Climate change and swallows
Program or topic
Predicting the effects of climate change on swallows and their insect prey.
Department(s) or unit(s)
Ecology and Evolutionary Biology
David W. Winkler
Professor, Curator of Birds
Department of Ecology and Evolutionary Biology
This project extends for five years a long-term study of the ecology and reproductive biology of Tree Swallows nesting near Ithaca, New York. Building on a previous LTREB project on the biological basis of individual quality, the current project is exploring, through a series of long-term correlative and experimental studies, how predicted climate changes will affect swallows directly and through indirect effects on their insect prey.
The Ithaca swallow study relies on 600 nest boxes to provide researchers with reproductive data on over 300 nesting attempts every year, and intensive study at the 260 boxes at Cornell Experimental Ponds Unit 1 add archival blood sampling and standardized flight testing to the suite of long-term information available.

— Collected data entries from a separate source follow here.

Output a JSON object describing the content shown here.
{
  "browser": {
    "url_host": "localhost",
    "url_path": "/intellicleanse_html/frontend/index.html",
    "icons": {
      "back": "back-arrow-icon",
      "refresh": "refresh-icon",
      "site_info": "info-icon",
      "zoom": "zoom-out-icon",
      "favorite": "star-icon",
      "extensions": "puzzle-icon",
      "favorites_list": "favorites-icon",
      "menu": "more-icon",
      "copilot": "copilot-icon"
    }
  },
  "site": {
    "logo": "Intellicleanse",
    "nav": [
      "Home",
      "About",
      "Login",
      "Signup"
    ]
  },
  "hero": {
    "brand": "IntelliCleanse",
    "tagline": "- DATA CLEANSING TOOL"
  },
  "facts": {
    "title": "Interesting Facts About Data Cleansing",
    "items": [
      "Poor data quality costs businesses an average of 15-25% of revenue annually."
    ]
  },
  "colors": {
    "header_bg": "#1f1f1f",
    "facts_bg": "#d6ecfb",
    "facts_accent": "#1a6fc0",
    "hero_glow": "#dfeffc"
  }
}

The proposed research will extend this tradition of detailed biological investigations at Unit 1 by outfitting 25 active nests with boxes equipped with sensor nodes containing temperature sensors, motion-detecting web cameras and Radio Frequency Identification readers. These sensor-node-boxes will be an integral part of experiments using artificial elevation of nest-box temperatures to decouple ambient and nest temperatures and begin to disentangle the varied environmental effects of global warming on avian reproductive behavior and success.
Swallows are obligate aerial insectivores, and they are thus unusually sensitive to short-term changes in weather, as cool temperatures can ground the flying insects on which they depend. Previous research has developed the methods for sampling and analyzing insect availability on a daily basis, and the proposed research investigates the effects of different thermal environments, not only on the birds directly, but indirectly through observations on the effects of water and air temperatures on aquatic insect emergence and through experiments on the effects of air temperatures on insect flight.
All this research will be integrated in an attempt to understand how environmental changes associated with global change will affect the reproduction and populations of these birds. Collaborative work will be encouraged to engage entomologists in investigating the ecology and life histories of the insects in response to global change. This five-year research program is a focused approach to the most pervasive and important environmental concern of our time: global warming and the mechanisms of how Earth’s biota will respond to it.